Generic function to create a 2d report based on the dataframe.

The code is simple but can be a bit cryptic. This is best explained in the following 3 steps: 1) Groupby: Will use the existing multi-index to groupby. Make sure to set the

an index to the desired keys before calling this function.

Reduce: Uses the reduce_fn to reduce the content of each group to a single variable, creating a 1D series indexed by its original index.
Unstack: Produce a 2D table such that the first n_row_keys are used to specify how many dimensions are used for the rows. The remaining dimensions are used for the columns.

Parameters:

df – The dataframe to reduce
reduce_fn – The function to use to reduce the sub dataframe. By default this is reduce_episodes.
n_row_keys – The number of keys to use for the rows.

Returns:

The 2D report

Return type:

pd.DataFrame

agentlab.analyze.inspect_results.report_constant_and_variables(df, show_stack_traces=True)

agentlab.analyze.inspect_results.report_different_errors(sub_df): Report the different errors in the dataframe.

agentlab.analyze.inspect_results.set_index_from_variables(df: DataFrame, index_white_list=('agent.*',), index_black_list=('*model_url*', '*extra*', '*._*'), task_key='env.task_name', add_agent_and_benchmark=True)

Set the index, inplace, to env.task_name and all variables.

Introspects df to find all fields that are variable and set the index to those fields. This will allow to easily groupby and compare results.
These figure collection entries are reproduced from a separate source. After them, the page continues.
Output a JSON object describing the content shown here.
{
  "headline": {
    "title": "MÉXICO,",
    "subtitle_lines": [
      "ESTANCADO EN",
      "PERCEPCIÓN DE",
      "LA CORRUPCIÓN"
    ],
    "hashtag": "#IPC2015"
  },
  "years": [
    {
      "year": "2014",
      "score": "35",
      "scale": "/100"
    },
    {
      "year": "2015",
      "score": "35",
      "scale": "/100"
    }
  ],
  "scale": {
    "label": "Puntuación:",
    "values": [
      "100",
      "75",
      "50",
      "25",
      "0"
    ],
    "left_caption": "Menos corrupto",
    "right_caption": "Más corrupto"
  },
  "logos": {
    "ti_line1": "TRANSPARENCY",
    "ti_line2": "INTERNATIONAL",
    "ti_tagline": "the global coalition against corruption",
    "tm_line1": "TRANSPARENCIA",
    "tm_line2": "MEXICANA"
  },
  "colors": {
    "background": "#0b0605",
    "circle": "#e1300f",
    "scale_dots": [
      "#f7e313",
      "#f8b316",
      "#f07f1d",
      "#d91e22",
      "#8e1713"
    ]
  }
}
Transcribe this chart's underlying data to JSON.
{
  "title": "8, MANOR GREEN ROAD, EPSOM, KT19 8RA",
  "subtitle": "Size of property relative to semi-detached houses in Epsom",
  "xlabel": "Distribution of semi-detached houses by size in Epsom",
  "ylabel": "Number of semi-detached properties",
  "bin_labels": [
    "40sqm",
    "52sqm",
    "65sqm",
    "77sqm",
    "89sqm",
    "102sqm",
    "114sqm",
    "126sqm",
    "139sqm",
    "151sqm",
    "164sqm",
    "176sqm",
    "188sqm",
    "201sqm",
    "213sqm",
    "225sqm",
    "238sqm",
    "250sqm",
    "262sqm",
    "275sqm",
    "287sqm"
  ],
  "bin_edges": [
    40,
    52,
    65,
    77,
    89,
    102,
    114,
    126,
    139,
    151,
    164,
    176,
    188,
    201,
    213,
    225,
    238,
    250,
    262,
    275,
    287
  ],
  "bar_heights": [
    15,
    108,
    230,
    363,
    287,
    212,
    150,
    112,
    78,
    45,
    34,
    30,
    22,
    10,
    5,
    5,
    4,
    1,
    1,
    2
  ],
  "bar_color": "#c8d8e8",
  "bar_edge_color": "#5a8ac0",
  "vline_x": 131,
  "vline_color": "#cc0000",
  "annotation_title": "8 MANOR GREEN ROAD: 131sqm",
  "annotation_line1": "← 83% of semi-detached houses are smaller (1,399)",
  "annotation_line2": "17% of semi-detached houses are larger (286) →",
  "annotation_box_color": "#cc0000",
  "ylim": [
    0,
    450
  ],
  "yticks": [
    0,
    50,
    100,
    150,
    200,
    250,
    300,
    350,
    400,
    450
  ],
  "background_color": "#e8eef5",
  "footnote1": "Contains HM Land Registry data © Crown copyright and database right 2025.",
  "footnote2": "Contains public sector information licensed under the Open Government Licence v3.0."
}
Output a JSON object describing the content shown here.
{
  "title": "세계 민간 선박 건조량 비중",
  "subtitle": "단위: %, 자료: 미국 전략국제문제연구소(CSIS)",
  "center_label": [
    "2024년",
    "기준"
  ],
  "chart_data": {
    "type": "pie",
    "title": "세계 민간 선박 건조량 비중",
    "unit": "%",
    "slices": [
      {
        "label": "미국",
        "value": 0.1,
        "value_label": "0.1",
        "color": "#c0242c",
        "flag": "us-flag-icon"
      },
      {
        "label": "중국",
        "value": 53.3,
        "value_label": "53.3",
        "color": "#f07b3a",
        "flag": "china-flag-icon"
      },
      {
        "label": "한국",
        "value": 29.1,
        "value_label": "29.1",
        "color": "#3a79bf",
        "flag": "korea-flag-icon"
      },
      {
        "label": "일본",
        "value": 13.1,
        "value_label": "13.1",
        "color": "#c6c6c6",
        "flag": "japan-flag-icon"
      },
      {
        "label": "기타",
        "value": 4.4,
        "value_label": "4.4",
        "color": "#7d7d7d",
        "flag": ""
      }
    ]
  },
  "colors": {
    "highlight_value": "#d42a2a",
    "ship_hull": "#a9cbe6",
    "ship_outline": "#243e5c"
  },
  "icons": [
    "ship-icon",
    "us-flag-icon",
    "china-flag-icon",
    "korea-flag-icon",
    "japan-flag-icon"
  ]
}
To filter undersired variables from the index, use index_white_list and index_black_list.

Parameters:

df – The dataframe to modify
index_white_list – List of wildard patterns to match variables that should be included in the index.
index_black_list – List of wildard patterns to match variables that should be excluded from the index.
task_key – The key to use as the first level of the index.
add_agent_and_benchmark – If True, add agent.agent_name and env.benchmark

agentlab.analyze.inspect_results.set_wrap_style(df)

agentlab.analyze.inspect_results.shrink_columns(df, also_wrap_index=True): Make the column names more compact by replacing underscores with newlines

agentlab.analyze.inspect_results.split_by_key(df: DataFrame, key): Return a dict of dataframes spearted by the given key.

agentlab.analyze.inspect_results.summarize(sub_df)

agentlab.analyze.inspect_results.summarize_stats(sub_df): Summarize the stats columns.

agentlab.analyze.inspect_results.summarize_study(result_df: DataFrame) → DataFrame: Create a summary of the study. Similar to global report, but handles single agent differently.